Bruce Stephens wrote:
"Dmitry Kakurin" <[EMAIL PROTECTED]> writes:
  
I also wonder why keeping track of dirs is necessary. Perforce (for
example) gets away with only keeping track of files and creates dirs
on demand.
    
Monotone did that (pre 0.26).  It turned out that tracking directories
as well would make some things better.
It's definitely better.  Since Perforce can't tell the difference between a file and a directory, sooner or later you always seem to wind up with a file checked in that shares the name of a directory.  Back in the day when I used Perforce (2002.1 iirc), if you said
    p4 add foo
and foo was a subdirectory, Perforce would just *assume* it was a file.  An unpleasant shock for the first-time user coming from another SCM that does explicitly support directories.

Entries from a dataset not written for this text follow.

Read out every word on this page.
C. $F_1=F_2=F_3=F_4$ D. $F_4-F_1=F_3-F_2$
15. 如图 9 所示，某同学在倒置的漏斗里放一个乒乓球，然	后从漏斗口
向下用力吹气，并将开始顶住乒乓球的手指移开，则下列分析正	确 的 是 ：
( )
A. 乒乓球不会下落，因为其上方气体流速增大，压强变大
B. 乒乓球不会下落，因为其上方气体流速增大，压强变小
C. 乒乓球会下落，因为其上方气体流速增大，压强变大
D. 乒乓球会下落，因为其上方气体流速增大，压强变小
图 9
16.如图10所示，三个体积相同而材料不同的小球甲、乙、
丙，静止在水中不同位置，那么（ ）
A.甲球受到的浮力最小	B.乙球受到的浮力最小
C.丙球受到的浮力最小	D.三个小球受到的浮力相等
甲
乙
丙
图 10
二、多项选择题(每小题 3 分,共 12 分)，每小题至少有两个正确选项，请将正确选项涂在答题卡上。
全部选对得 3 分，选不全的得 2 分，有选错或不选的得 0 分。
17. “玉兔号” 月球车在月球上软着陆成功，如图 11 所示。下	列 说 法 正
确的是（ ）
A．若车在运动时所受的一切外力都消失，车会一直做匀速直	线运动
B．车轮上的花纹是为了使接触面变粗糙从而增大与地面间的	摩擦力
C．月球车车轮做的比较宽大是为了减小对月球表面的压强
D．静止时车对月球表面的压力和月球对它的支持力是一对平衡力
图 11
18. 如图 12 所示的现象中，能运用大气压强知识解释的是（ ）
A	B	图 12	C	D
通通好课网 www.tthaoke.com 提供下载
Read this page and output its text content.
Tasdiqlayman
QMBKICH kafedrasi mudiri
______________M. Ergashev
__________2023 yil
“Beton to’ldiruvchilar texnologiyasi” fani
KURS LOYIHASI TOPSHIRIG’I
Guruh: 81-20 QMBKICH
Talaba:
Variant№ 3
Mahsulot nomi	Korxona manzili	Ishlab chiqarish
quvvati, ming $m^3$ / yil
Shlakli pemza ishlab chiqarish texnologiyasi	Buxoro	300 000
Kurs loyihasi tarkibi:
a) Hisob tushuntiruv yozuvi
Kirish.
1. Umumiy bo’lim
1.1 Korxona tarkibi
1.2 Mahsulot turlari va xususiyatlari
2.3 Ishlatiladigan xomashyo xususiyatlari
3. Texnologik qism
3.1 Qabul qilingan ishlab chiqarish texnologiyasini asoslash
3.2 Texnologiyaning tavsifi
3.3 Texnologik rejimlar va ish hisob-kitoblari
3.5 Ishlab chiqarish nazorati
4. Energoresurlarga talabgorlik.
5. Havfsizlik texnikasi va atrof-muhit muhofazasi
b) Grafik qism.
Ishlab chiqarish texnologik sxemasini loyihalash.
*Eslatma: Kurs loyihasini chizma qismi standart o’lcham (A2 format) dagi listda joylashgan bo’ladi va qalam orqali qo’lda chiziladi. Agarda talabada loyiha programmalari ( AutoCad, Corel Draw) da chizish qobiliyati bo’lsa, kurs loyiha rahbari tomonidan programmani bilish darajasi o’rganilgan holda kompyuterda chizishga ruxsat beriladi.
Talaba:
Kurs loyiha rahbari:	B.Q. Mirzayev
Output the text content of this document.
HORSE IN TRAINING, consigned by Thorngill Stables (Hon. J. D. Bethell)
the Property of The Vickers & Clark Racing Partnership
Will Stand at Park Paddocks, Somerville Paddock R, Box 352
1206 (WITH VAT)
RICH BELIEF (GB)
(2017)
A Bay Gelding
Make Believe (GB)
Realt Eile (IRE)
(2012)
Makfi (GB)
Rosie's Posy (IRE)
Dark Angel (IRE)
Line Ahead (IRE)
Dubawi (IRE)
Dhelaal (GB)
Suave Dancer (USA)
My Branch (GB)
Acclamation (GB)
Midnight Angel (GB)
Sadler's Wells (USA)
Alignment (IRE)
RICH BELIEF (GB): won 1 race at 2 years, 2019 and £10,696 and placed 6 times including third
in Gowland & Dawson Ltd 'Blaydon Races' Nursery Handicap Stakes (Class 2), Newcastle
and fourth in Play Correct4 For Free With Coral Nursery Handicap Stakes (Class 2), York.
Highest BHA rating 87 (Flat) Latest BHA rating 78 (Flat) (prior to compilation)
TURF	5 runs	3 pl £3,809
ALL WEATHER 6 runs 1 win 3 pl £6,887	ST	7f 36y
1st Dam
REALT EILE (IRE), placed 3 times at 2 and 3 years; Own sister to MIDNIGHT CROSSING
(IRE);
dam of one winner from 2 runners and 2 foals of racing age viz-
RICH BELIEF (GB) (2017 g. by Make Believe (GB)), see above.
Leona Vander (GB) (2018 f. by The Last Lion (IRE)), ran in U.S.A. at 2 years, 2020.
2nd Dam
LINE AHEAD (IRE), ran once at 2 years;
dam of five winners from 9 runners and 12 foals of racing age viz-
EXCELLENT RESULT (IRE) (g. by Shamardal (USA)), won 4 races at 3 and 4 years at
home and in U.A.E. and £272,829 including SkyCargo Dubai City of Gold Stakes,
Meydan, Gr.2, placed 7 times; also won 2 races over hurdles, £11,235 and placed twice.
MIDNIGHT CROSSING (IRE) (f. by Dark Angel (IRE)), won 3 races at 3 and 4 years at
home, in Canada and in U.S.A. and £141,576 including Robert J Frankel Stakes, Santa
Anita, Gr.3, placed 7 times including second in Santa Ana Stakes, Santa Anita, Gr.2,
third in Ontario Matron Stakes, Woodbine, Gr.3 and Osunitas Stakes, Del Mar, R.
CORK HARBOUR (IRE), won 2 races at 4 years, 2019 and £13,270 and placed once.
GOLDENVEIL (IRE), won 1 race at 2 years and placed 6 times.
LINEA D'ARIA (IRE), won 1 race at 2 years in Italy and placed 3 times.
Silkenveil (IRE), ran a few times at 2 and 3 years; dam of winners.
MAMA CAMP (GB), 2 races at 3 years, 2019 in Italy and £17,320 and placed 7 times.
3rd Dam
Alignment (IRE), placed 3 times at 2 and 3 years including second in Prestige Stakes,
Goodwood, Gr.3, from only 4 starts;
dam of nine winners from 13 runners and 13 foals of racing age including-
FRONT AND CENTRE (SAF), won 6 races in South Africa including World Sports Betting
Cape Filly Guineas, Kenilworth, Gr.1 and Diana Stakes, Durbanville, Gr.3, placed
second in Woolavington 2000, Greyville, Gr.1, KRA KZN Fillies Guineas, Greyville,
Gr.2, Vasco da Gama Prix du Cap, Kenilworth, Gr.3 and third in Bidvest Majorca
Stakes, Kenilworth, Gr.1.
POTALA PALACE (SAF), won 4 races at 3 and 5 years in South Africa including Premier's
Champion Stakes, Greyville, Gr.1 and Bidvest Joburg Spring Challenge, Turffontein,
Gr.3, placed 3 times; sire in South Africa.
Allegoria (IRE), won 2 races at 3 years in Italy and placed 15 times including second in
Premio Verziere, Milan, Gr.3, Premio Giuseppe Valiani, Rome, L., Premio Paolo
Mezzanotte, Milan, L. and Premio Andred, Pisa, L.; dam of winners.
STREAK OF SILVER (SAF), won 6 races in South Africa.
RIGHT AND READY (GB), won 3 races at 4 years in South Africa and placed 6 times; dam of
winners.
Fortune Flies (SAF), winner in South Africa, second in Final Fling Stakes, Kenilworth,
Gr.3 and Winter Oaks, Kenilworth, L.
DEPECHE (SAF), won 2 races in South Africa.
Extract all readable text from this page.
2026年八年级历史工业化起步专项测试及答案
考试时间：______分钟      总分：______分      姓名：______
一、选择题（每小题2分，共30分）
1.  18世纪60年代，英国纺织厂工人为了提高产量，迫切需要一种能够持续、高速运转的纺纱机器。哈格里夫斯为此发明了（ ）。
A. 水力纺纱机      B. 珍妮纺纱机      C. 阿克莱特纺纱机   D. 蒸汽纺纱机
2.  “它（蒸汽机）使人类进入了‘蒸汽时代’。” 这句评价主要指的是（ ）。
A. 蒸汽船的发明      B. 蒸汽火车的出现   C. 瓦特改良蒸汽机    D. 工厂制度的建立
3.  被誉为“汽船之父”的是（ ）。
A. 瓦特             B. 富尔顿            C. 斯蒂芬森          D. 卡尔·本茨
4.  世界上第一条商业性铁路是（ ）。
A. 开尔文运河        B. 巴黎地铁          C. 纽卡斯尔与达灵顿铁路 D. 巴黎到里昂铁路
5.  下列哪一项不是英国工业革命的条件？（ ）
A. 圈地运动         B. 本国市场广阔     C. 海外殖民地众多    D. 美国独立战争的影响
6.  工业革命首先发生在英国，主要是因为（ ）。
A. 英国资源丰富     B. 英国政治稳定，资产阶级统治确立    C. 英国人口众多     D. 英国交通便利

But even the seasoned Perforce user might stumble across this; if they ran
    p4 add *
it would happily add *all* the subdirectories.

Once a directory is checked in, it becomes a race to see who gets created first, the "foo" file or the "foo" directory.  Whichever one wins the race means the other one loses ("can't write file"), at which point the checkout fails.  Now you have to fix it in the repository before you can checkout, as you mutter quietly to yourself about SCMs that don't understand freaking *subdirectories*, they've only been around for more than thirty years, grumble grumble grumble.

I believe they had a hack that said "if the last character of a file specified to p4 add is a /, ignore it", relying on the globbing of some shells that add the slash there.  Globbing under Windows doesn't add that, so that didn't help me.  I dimly wonder if they have a better fix in place now, but I stopped following Perforce years ago.